Following a meeting of the union’s national executive committee, it issued a statement in which it said it believed “the best strategy for these extraordinary times is to keep the centralised collective agreement in place for the period envisaged”.
“Voting no will not make the problem go away. The Croke Park Agreement will collapse and we will still be faced with the cuts agenda without the protections it provides,” it said.
“Ultimately, the real danger is that public service workers could end up with the worst of both worlds, ie, legislated pay cuts on one hand and no agreement on the other. Then workers would suffer the cuts but they would have no protection against compulsory redundancy, redeployment or outsourcing.”
The decision by Siptu’s committee is highly significant because, with 63,000 public sector members, the union has one of the highest share of voting rights in the Irish Congress of Trade Unions overall ballot on Croke Park II next month.
The Siptu executive position also means that, along with Impact — which has more than 60,000 public sector members — the two largest public service unions have now given their backing to the extension to the first Croke Park agreement.

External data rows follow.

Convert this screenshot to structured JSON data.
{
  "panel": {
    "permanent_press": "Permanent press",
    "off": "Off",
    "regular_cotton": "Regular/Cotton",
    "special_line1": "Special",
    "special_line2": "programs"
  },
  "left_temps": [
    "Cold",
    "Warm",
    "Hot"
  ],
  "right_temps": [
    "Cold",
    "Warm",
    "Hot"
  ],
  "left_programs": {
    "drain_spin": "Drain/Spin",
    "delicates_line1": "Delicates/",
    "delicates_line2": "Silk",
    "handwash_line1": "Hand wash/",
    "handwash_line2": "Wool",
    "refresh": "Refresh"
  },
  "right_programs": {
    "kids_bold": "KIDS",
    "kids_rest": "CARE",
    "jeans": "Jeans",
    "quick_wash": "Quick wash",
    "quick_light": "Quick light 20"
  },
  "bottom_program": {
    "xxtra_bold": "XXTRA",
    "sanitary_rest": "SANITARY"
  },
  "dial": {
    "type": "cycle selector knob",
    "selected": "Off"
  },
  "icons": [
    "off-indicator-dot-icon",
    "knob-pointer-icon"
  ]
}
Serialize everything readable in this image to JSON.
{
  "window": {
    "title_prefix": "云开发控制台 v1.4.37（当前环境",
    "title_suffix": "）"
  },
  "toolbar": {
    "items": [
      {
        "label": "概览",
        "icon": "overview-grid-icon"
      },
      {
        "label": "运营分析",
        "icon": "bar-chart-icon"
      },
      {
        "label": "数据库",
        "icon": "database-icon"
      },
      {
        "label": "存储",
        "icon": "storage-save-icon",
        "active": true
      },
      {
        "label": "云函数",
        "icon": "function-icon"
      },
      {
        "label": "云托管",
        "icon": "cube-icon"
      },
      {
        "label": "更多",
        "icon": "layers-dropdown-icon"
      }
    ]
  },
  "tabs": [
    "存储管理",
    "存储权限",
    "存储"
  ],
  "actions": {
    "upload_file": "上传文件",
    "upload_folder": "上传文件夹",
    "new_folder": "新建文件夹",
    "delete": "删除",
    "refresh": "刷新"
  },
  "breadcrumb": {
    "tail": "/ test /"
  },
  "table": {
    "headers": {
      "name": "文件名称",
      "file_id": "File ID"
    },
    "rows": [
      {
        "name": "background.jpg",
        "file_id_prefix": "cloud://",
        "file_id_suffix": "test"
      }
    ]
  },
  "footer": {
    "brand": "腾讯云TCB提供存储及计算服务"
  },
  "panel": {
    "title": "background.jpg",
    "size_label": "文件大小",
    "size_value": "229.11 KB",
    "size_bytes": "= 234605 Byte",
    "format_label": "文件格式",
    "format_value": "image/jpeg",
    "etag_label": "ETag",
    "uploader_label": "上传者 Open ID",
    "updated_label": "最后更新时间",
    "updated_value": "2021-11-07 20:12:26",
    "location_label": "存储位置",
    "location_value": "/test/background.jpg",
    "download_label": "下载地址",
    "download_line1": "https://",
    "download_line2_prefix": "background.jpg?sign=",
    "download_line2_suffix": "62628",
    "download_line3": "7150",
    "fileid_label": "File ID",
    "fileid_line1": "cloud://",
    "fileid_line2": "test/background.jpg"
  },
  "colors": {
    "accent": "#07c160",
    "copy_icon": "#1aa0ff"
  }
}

However, there is no doubt that acceptance of the terms recommended by the Labour Relations Commission is still far from guaranteed.
Seven ICTU-affiliated unions — Unite; the Civil, Public, and Services Union; the Irish Nurses and Midwives Organisation; the Irish Medical Organisation; the Irish Federation of University Teachers; the Teachers’ Union of Ireland; and the Association of Higher Civil and Public Servants — have all recommended their members reject the proposals. However, when their memberships are added together the total is still much less than the combined totals in Impact and Siptu. The Public Service Executive Union has also urged its members to vote in favour of the recommendations.
Also yesterday, the Prison Officers’ Association recommended that its 3,300 members vote in favour of the deal.